Beeblebrox said:
I'm nearing twenty years of telling peolpe to not use anything other than english characters for their file names.
You and me both. I think our innocence was lost when we (as a Unix community) allowed spaces, pipe characters, and pound signs in file names. After that, the descent into 8-bit hell was inevitable.
I used tar to unzip. The
file command for the ziped archive:
Code:
shouse.zip: application/zip charset=binary, Zip archive data, v2.0 to extract
Good. It seems that tar did the job well, and took whatever binary stuff is in the file names in the .zip file, and put it into the file names (more on that below). You might try unzip instead of tar, but I bet it will make no difference.
The encoding on my system is the same as the language used to name the files.
But I worry that the OP may be literally running with his encoding set to "xy", which might have fascinating side effects
Srysly? I'm dumb but not that dumb.
Good. Sorry about accusing you of running in the (so far unknown) xy language, but you never know.

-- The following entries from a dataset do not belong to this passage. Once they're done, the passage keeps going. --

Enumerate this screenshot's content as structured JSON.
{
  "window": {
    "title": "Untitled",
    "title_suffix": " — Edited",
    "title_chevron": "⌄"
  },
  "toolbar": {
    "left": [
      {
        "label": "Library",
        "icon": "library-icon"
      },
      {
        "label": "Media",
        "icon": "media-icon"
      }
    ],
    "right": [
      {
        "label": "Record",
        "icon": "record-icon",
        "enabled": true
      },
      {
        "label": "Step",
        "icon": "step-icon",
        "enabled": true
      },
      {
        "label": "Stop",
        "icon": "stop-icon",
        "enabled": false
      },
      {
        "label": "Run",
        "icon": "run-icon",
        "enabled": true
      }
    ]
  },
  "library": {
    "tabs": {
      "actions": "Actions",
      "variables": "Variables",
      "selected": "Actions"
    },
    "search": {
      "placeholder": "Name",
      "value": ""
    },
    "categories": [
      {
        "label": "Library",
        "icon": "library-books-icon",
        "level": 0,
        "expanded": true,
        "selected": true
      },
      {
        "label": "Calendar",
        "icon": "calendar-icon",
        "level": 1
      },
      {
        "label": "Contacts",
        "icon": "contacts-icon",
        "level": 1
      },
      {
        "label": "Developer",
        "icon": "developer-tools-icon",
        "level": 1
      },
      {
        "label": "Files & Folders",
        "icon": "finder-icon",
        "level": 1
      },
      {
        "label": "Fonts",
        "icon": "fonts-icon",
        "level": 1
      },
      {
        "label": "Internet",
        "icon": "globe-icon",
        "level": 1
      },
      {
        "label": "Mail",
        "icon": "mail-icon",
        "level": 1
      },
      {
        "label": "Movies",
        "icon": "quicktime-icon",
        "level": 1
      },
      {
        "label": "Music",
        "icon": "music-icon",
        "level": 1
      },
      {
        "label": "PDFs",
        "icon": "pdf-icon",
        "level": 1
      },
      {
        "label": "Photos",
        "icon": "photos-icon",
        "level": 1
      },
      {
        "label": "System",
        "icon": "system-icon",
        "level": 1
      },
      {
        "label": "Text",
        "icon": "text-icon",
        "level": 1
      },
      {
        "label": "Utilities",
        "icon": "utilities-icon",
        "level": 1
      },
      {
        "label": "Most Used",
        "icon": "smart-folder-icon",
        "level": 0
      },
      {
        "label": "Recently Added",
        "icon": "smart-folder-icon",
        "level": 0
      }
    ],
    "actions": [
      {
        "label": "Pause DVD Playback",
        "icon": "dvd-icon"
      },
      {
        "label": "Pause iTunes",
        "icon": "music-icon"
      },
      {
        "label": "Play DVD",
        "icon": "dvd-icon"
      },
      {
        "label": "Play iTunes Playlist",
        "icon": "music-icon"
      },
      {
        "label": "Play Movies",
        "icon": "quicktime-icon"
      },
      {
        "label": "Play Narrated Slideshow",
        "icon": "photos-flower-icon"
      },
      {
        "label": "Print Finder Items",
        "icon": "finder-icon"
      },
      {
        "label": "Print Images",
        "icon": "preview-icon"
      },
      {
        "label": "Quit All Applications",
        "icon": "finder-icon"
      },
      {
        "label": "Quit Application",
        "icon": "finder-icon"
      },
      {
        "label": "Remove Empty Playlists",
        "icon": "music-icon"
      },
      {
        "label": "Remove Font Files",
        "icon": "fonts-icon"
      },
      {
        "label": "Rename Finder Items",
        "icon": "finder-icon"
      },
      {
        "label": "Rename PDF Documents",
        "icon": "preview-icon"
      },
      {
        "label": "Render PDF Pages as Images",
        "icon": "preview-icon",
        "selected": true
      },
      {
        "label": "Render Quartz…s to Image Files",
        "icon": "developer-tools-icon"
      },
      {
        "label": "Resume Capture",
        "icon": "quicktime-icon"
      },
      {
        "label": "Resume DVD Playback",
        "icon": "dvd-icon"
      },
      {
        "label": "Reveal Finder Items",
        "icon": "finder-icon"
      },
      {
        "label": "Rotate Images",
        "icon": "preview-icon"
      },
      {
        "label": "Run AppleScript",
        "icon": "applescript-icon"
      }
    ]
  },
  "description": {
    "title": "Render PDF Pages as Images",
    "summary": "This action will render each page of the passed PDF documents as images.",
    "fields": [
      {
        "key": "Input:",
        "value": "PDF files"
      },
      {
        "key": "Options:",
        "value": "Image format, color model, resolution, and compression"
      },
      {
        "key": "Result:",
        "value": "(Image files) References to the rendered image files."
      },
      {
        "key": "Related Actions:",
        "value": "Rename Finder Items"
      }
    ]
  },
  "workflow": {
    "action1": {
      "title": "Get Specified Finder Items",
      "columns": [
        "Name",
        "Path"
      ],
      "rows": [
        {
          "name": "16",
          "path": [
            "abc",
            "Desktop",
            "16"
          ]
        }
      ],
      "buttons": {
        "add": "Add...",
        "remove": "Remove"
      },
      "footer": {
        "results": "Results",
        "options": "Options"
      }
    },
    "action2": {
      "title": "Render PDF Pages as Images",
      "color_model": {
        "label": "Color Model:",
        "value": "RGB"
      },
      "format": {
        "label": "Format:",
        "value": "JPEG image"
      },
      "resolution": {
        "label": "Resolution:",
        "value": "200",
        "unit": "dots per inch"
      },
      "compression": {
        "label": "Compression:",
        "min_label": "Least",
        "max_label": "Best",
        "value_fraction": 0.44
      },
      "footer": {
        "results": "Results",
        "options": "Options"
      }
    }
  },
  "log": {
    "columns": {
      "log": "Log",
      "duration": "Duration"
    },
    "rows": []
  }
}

I manually fixed the names of the
jpg files using original charset, but when listing folder contents I would see this:
Code:
-rw-r--r-- 1 me wheel 2220 Feb 19 15:03 insta-xyYX.png (invalid encoding)
It turns out, that was
Nautilus' doing. When I manually changed the names it took the liberty to tag the
(invalid encoding) bit of text to the tail of the file name. Nice.
Actually, from its (demented) viewpoint that even makes some sense. You are running in an UTF-8 based encoding (your locale is xy-xy.utf8). Nautilus (like many other programs) thinks that file names are strings, and therefore they must be handled using unicode-based encoding routines. Sadly, they are not "strings" in the sense of normal string processing, since you have no idea what encoding they are in. So Nautilus' internal string conversion routines do the next best thing.
Since the previous files have been modified, this was run on a fresh untar of the original zip file, and since the list is long, just a sample of the problem files should suffice:
find . -name "fsquare*" -type f -print0 | hexdump -C
Code:
00000000 2e 2f 66 73 71 75 61 72 65 2d 9f 69 9f 68 6f 75 |./fsquare-.i.hou|
...
0000008f
And here is the problem: I see the hyphen in fsquare*-* (hex 2d), and the next character after it is hex 9F. Unfortunately, that is neither a valid 8859-1 character, nor a valid UTF8 encoding. I just tried using the Python UTF8 decoder on "9f 69", and it blows up on the 9f, saying "UnicodeDecodeError: 'utf8' codec can't decode byte 0x9f in position 0: invalid start byte". So we know that the string is encoded in something which is not UTF-8.
Here's my suggestion: The real problem is that Nautilus thinks that all strings must be xy-XY.utf8 encoded, and it gets confused by the hex 9F. So try just running with your locale set to "C". Nautilus might just work, and leave the 0x9f as a character (which will probably not display anything sensible, on my Mac iTerm is is a black diamond with a question mark inside). But Nautilus might work well enough to rename the file.
If that fails: Get a shell window. Make sure all locale-specific environment variables are unset (LANG, LC_COLLATE, I typically wipe out all shell variables you find in the output of the
set that begin with "L" except for LINES and LOGNAME. At that point, you should be able to rename the offending file by using a glob pattern:
mv fstar*house-150x50.png foo1.png. The nice thing about the mv command and the shell is that they are quite stupid, and don't try to do any smart tricks with string management.
Hope this helps. If it doesn't, we'll have to take drastic measures: take the output of
find . -type f -print0, and run it into the scripting language of your choice, and inside the script carefully put the string file names together, and feed them right into the rename() system call.